Just jumping in here and maybe it was discussed but the cortex-m3 appears to have been designed so that if you match the arm abi you can put the address of handlers directly in the vector table and not have to trampoline off of a wrapper function. basically 8 well chosen register are put on the stack so you dont have to preserve them, so that the handler has the look and feel of a standard function and not the look and feel of an interrupt handler.

I would not mix all cortex-m3 based devices into one definition.

Perhaps lumping all the stellaris parts into one but that would still get huge. Maybe all the 800 series in one, all the 1000 series in another, and so on. That is the way the vendors tend to manage information for their parts, and it makes sense as a sub-set of a larger family is very closely related and easier to manage the subtle differences.

Is it your intention to get all of the stellaris parts into this project all at once? Or build some framework, add one or a few parts from each family and then over the course of time add a part or two here and there?

I would start with one family 800 series or 1000 series, one of the more simpler ones, and try to capture that series. If one series of parts is too bulky or complicated that is your answer, you may need to isolate each part by itself.

I would not try to cross vendors to the stm or lpc/nxp cortex-m3 or cortex-m0 parts etc. the memory maps and peripherals across vendors are too different. boot strategies, flash programming, etc. I suspect everyone using an arm7 in a controller now will be using one of the cortex-m cores before long if they are not already. Is it st or lpc that has both cortex-m3 and cortex-m0 based parts now? I would have to look up the difference but know I bought/saw both at some point.

David



On 08/20/2011 02:20 AM, John Clymer wrote:
Also, just peeked at current line up of STM32 controllers, there are 150
different controllers available, consisting of 33 possible combinations
of FLASH memory and SRAM size.

I will try to get the controller specific parts boiled up into record
structures this weekend, and get some added controllers installed into
cpuinfo.pas. (And fix any compiler breakages from the change.) I have
the SVN download - so generated diffs should be a bit easier (still
learning SVN though...)

Also, I read through the ARM docs regarding the "standard" library - and
can setup registers based on the each vendors published "C" library so
they match the ARM/vendor docs.
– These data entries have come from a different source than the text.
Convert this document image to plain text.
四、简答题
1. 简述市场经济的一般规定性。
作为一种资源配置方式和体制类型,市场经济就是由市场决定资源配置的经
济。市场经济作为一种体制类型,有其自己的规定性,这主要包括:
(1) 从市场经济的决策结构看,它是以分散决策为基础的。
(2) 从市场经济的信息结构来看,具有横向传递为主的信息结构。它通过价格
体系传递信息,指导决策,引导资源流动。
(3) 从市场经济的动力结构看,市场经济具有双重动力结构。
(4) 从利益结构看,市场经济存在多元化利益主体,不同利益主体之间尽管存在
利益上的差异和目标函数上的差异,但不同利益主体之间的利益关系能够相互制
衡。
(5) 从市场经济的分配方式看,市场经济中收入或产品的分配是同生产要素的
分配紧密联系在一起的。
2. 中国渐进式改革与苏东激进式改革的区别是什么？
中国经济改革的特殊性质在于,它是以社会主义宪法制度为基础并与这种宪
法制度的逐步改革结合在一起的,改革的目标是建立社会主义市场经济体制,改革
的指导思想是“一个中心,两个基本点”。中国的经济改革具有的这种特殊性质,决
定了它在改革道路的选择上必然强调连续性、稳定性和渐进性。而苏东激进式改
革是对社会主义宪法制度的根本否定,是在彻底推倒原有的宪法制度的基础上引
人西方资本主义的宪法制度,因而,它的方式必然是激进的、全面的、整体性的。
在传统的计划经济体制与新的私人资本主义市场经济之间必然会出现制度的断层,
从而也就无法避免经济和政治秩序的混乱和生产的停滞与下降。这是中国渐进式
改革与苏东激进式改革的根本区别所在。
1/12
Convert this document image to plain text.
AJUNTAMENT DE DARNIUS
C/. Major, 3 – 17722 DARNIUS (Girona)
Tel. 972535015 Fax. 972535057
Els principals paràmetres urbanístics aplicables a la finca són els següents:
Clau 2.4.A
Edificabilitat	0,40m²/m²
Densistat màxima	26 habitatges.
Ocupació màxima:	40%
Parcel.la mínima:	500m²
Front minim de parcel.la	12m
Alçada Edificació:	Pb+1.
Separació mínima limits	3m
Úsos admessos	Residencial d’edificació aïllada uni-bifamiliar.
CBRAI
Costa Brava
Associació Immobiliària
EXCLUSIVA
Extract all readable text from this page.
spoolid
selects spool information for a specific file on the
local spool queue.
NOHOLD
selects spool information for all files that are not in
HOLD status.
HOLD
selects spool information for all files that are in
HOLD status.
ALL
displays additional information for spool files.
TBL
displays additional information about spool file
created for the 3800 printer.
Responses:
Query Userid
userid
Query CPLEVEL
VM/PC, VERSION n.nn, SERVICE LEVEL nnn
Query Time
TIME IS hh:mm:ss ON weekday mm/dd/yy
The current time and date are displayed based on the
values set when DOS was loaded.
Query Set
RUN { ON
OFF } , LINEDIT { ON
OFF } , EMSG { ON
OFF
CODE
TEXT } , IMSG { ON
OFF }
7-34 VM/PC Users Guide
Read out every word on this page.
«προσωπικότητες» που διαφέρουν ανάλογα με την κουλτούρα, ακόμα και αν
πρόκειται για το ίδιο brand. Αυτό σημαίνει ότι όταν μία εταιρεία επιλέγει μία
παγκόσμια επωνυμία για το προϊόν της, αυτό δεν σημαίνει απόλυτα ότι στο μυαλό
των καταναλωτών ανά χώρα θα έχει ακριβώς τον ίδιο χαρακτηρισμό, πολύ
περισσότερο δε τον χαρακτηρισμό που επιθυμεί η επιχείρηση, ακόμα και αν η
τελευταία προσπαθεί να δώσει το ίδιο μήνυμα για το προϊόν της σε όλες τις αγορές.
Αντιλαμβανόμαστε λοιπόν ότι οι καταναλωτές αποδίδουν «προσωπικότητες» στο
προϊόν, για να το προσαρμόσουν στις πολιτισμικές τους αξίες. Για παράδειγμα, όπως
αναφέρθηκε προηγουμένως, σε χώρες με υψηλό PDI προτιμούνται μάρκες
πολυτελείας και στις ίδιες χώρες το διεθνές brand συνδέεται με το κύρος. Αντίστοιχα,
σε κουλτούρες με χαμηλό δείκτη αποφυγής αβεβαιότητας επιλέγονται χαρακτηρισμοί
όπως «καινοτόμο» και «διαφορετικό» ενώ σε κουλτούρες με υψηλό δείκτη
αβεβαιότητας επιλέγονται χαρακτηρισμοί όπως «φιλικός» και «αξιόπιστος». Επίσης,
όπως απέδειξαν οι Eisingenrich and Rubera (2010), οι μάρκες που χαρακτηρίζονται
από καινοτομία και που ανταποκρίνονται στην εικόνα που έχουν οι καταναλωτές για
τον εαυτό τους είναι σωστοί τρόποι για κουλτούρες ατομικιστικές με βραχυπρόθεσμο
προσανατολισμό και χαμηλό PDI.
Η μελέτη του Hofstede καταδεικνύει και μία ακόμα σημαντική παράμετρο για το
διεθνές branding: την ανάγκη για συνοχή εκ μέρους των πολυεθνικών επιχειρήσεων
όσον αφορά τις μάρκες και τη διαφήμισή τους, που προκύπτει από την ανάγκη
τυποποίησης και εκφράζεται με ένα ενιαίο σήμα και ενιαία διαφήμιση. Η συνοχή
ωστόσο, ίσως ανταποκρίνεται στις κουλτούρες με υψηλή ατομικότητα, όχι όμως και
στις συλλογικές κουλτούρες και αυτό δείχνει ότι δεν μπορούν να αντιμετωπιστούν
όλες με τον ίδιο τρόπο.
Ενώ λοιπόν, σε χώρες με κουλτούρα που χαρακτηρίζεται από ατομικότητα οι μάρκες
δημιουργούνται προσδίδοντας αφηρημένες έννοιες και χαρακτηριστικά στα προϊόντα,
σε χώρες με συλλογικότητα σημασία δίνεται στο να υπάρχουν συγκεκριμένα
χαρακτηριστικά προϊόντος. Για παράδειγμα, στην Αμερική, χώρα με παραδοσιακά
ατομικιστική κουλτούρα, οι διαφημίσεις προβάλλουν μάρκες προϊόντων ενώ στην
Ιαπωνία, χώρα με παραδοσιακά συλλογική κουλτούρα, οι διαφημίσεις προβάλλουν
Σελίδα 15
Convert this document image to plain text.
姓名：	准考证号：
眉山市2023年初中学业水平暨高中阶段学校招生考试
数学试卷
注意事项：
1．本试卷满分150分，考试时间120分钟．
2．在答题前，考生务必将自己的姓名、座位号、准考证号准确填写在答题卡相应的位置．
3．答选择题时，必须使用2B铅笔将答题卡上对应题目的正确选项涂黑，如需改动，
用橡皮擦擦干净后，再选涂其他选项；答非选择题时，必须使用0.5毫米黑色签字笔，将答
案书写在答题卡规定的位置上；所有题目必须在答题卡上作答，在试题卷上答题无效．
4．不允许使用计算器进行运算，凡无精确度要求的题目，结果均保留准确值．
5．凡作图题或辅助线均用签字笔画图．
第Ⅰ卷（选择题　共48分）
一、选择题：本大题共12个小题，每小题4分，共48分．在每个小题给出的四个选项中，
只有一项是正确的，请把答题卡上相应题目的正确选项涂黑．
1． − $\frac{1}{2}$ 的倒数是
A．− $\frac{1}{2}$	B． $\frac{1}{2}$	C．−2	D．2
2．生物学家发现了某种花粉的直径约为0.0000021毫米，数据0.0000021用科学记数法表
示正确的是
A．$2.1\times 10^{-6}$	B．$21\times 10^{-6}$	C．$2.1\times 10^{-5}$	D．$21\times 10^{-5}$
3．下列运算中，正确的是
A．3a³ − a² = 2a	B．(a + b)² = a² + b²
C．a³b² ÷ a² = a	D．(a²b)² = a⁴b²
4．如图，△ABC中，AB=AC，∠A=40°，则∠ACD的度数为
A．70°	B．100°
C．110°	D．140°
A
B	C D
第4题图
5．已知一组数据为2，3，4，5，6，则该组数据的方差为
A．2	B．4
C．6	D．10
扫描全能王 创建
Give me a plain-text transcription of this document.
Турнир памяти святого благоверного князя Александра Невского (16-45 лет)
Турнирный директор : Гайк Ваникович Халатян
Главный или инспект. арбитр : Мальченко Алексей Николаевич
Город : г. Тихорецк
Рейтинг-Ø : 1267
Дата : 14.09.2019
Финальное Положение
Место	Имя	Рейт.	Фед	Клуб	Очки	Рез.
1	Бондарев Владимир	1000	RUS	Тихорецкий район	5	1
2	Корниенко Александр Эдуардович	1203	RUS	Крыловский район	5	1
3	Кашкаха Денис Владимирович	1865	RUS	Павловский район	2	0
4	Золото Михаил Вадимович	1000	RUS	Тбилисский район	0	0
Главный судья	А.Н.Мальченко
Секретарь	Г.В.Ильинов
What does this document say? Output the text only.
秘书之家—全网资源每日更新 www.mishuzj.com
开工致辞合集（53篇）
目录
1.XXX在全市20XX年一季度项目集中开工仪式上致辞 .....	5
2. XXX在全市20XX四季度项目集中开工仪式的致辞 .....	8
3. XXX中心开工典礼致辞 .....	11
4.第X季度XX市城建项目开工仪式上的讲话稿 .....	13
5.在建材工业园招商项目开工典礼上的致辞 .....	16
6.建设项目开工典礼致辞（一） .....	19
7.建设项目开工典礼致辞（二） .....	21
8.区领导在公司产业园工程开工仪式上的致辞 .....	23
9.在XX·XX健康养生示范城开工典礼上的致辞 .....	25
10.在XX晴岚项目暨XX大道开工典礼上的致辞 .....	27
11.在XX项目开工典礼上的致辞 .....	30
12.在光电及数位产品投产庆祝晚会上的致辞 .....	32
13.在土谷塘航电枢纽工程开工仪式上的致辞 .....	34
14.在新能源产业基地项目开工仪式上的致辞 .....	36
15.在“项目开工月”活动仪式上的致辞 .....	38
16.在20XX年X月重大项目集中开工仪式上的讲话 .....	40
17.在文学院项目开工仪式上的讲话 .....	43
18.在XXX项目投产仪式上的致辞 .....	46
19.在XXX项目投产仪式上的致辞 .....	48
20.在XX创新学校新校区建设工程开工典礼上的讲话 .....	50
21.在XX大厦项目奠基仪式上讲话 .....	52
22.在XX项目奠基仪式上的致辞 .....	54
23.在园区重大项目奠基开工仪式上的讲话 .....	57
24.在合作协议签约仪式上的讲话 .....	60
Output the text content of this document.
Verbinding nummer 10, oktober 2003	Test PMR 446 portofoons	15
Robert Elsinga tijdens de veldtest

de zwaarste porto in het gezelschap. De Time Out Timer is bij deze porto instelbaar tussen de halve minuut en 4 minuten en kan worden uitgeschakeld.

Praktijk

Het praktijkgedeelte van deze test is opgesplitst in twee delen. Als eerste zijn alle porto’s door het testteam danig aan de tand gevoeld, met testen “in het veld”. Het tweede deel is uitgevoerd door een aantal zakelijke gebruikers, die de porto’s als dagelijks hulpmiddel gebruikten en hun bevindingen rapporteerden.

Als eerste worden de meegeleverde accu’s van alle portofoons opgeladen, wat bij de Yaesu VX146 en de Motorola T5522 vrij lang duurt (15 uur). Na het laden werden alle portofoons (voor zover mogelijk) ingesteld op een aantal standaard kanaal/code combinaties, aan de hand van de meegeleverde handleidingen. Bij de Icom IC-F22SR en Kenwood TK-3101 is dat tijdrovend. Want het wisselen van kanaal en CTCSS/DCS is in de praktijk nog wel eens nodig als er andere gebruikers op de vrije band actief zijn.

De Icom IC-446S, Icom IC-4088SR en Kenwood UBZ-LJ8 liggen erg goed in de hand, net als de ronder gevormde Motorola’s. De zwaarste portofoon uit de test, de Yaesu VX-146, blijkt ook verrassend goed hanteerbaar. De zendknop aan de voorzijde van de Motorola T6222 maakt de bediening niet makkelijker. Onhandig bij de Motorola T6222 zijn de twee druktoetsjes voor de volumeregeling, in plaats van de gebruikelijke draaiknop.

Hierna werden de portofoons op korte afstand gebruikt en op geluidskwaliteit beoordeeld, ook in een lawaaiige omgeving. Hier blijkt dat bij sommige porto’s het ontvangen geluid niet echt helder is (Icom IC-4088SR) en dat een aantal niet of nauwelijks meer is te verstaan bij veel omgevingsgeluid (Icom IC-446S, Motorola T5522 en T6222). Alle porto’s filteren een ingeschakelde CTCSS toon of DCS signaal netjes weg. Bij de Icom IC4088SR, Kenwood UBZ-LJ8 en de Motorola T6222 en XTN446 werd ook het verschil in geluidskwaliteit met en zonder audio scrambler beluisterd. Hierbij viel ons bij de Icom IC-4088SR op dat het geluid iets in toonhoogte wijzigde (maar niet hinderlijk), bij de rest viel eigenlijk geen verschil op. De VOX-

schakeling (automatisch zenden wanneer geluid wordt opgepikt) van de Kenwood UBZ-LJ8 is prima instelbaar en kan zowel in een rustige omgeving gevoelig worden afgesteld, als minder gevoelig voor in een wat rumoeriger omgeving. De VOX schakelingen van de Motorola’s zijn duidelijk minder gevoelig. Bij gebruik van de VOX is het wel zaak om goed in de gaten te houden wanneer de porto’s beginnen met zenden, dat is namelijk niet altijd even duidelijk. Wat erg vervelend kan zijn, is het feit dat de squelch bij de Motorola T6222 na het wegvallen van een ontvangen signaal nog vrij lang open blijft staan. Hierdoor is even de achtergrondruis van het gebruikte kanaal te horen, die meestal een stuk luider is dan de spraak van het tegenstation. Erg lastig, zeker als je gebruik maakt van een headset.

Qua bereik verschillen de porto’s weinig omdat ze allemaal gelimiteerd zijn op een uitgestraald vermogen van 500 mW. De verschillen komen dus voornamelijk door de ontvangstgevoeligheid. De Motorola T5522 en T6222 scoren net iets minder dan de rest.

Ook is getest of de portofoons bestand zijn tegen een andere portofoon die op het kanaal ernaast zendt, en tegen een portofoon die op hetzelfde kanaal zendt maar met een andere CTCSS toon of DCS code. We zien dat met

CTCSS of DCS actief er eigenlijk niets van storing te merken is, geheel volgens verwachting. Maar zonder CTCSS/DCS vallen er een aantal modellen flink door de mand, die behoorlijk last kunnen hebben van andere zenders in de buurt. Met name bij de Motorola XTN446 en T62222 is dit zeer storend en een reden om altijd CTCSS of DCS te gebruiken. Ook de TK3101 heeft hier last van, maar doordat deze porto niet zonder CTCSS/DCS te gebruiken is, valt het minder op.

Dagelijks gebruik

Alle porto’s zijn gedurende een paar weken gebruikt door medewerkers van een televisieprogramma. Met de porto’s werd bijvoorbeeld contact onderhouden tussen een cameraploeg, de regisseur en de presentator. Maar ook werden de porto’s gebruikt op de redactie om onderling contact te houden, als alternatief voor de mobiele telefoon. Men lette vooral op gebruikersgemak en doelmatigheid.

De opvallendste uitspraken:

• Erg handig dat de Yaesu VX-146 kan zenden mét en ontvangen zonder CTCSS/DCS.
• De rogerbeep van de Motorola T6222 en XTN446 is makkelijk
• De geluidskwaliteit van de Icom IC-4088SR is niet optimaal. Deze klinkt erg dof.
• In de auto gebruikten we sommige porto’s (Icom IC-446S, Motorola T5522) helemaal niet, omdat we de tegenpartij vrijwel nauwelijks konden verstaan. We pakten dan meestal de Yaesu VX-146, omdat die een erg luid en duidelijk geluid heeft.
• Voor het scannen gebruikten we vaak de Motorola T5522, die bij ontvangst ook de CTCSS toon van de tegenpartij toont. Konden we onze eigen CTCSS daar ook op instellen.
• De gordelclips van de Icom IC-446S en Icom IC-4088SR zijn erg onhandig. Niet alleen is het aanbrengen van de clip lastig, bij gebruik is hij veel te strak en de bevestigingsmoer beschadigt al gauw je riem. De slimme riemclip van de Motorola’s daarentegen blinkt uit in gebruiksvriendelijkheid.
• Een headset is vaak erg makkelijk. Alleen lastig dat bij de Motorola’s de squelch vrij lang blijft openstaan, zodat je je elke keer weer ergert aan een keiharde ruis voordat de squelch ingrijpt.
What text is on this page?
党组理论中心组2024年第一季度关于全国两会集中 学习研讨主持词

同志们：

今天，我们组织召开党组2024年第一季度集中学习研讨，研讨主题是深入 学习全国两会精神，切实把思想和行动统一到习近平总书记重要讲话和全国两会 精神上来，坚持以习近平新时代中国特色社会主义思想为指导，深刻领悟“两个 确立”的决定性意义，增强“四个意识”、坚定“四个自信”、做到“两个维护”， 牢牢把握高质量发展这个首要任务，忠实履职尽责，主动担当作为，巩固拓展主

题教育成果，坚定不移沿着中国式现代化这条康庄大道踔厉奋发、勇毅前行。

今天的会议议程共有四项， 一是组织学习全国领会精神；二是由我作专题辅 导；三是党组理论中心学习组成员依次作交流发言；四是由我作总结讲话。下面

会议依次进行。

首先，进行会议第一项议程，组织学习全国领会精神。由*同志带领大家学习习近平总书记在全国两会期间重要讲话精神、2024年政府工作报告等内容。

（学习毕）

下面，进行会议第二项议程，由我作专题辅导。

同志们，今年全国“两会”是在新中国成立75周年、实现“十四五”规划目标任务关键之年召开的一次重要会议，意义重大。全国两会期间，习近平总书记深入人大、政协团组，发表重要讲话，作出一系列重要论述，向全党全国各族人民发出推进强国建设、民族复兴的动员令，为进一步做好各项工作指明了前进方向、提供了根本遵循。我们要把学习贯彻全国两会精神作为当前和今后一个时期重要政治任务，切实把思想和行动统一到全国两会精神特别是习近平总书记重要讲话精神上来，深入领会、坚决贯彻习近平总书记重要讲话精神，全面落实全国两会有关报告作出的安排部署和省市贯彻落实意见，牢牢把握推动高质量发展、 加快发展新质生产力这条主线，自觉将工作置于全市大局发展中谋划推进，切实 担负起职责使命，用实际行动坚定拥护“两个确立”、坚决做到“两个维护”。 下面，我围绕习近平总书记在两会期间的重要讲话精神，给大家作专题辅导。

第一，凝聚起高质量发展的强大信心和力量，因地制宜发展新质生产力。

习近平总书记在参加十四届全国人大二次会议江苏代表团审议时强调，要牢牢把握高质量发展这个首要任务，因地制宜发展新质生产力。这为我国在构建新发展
However, as each controller in the
line-up has only certain peripherals, is it the intention that EACH
controller gets it's own controller file with memory definitions for
peripherals ? That's 300+ unit files between STM32 and TI's Stellaris
line-ups.

OR - does one try to merge as many controllers into 1 memory definition
as possible. i.e. ALL of stellaris could be defined for the maximal
configuration of peripherals (as they have a standard mapping layout for
peripherals i.e. ALL LM3 devices have UART0 at the exact same location -
and all have the same register layout.) The caveat to this that one
could compile code that won't actually run on a given device.

OR - we could leave the peripheral definitions to the user. (Which I'm
assuming is not the preferred route.)

John

------------------------------------------------------------------------
*From:* Florian Klämpfl <flor...@freepascal.org>
*To:* FPC developers' list <fpc-devel@lists.freepascal.org>
*Sent:* Fri, August 19, 2011 12:19:05 PM
*Subject:* Re: [fpc-devel] Arm Thumb2 - Stellaris status

Am 19.08.2011 05:28, schrieb John Clymer:
 > Currently, everything is in a handful of giant arrays. Just wondering
 > if it would be better to switch to a record structure for the controller
 > entries - rather than individual arrays. (Add in a variety of STM parts
 > and the other manufacturers, and there could easily be over 100 memory
 > configurations in the table.)

Maybe it's indeed better to have an array of records, each record
describing one controller.

 >
 > My suggestion would be that the register definitions come in an UNIT
 > file that only defines registers. The controller unit in the compiler
 > source would only provide the bare minimum necessary to bring the system
 > up and call PASCALMAIN. However, if it is deemed better to have the
 > entire register set defined inside the RTL - that would be fine too.

Well, isn't it for a user easier just to pass the controller he uses on
the command line and the compiler does the rest? Why bother with
addional uses etc. if the compiler knows already anything?